July 11, 2021
/The Seventh Sunday After Pentecost
Ephesian 1:3-14 | Ps 24 | Mark 6:14-29
The Rev. Bradley Varnell
We love choices in America. We like choosing our favorite bands, our favorite toothpastes, we like choosing from an array of options on a menu, or whether to watch a new movie or binge an old show from the comfort of our living rooms. In many ways American identity, and the American understanding of freedom is bound up with the idea of choice. To be free is, ultimately, to be free to choose. We are a people who love duty, as long as we choose duty. Choice reigns supreme – especially in our religious lives. Gone are the days where virtually everyone who was born into a particular tradition – Jewish, Catholic, Baptist, what have you – died in that same tradition. The Pew Research Center has documented increased shifting among religious adherents. About 40% of people who belong to a particular denomination or church tradition didn’t grow up in that tradition. Many of you are part of that 40%, as am I. We choose to leave one faith behind for another, or perhaps for no faith at all. The key is we choose. We choose our churches and traditions, just like we choose any number of things in our lives.

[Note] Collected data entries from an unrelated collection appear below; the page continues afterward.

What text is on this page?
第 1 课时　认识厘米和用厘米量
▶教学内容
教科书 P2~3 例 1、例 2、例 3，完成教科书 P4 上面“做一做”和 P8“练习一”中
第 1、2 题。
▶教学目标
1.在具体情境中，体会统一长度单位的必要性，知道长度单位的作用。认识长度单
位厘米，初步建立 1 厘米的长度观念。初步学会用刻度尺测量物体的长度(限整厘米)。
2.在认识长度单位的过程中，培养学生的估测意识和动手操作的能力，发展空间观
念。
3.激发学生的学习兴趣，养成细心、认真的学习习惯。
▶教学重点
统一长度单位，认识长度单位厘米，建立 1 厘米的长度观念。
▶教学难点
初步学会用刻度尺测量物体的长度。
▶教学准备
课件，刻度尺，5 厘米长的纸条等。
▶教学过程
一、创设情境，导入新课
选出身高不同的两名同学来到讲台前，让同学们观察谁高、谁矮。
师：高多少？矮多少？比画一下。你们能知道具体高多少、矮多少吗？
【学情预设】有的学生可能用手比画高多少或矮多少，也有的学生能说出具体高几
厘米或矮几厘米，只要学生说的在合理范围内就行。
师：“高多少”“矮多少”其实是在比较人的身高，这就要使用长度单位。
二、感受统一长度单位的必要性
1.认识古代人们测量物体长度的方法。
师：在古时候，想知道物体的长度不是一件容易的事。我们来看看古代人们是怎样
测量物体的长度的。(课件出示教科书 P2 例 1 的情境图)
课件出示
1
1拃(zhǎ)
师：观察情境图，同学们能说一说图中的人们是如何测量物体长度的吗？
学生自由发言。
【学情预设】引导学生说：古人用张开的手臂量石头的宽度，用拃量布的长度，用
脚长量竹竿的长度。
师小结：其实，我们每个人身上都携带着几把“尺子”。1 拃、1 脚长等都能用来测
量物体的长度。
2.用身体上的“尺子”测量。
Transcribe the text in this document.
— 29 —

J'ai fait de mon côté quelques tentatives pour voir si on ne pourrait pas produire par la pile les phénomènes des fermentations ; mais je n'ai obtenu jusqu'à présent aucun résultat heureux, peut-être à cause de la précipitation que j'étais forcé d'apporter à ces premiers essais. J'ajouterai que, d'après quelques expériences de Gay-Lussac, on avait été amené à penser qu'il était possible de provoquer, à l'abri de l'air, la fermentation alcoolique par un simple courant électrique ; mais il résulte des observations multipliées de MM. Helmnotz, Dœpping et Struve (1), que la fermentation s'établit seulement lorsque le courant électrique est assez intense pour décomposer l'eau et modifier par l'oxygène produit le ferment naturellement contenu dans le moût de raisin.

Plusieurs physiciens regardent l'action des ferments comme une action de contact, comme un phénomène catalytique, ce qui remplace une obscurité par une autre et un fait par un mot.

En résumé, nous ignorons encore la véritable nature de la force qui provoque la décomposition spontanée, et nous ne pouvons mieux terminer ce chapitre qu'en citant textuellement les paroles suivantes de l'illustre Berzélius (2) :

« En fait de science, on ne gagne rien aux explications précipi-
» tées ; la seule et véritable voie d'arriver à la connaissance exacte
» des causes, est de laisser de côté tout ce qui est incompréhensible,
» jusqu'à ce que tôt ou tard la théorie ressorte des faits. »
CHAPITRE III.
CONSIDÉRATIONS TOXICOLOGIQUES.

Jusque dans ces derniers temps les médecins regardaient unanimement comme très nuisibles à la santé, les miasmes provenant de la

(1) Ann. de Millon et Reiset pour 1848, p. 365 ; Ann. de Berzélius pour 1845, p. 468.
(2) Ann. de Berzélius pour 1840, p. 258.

I think this ability to choose, to follow your beliefs as they evolve is a gift in many ways, but it also can lead to a danger. We’re often brought up and taught the goodness of choices, and it can lead – and in America I think it has dangerously led – to a place where the chooser is the be-all, end-all. The stuff of life – from cereal brands to Sunday morning – become subject to my choice and will, my choice and will become what matters. They are the ultimate goods. Everything else becomes subject to my choice. Even God. God becomes one thing among many which we can choose or not choose. God is meaningful if I choose God. And God is not meaningful if I don’t choose God. I’ve seen this creep into some forms of religious life, especially among clergy, a kind of what’s good for you is good for you mentality. Our churches, traditions, and worship are great for people who choose it, but if people don’t choose it that’s certainly fine for them. They aren’t missing out on anything or losing anything. They just made a different choice.
In this scheme God doesn’t stand apart from us as the giver of all meaning, God becomes one choice among many, who has meaning only because we have chosen to give God meaning. I think this is wrong, and sinful. And I think our first lesson today helpfully reminds us of the proper role of choice and choosing in our relationship with God.
Throughout our lesson from Ephesians the author is at pains to emphasize that it is GOD who makes the important choice in the God-human dynamic. The author says that before the foundations of the world we were chosen by God, destined for adoption. It is not we who choose God (or don’t choose God). It is God who has chosen us. God has chosen us to live and love. To know him and worship him. God has made the choice to make us his children, heirs with Christ, inheritors of the divine life. We may act as though we can choose or not choose God. Worship him or set him aside, but that is just an illusion. God doesn’t begin working on you and me when we choose him. Whether we choose or not, God is at work in our lives. Holding us together, keeping our universe going, speaking life into every atom of our being. God has chosen us, before the foundation of the world to be holy and blameless to live for the praise of his glory. We don’t get to pick God. But we can choose how will we respond to God. Will we choose to acknowledge God’s choice, God’s work, God’s destiny or will we choose to ignore it, to live our lives resisting God’s decisions to call us into adopted childhood?
This choice isn’t just for a few folks – the choice which God has made is a choice for all people. Every one of us, every person who has lived, is living and will live on this planet was chosen before the foundation of the world to be holy and blameless before God. To resist this choice, to work against it, to ignore it, is to live against the grain of the universe. Before the world was, God chose us. To resist that choice is to resist a decision older than creation, older than the universe itself. It is resist God’s decision to know us, to love us, to be with us and for us. It is to resist God’s decision to love us with everything God has.
The knowledge that God has destined us for himself is, I think, good news. The fact that it is God’s choice, not ours, that determines our relationship with God means that no doubt, no fear, no wandering around can separate us from God. God has made the choice to be with us, to be for us, to be our God. And you and I cannot change that – your lack of faith, your abundance of faith, doesn’t make God choose you more or less. Before the foundation of the world you were chosen. And God has waited centuries and millennia to know you, to love you, to show you what it means that you were chosen by him. Rest in that choice. Rest in that security. God has chosen to know you. To be your God. So let him. Amen.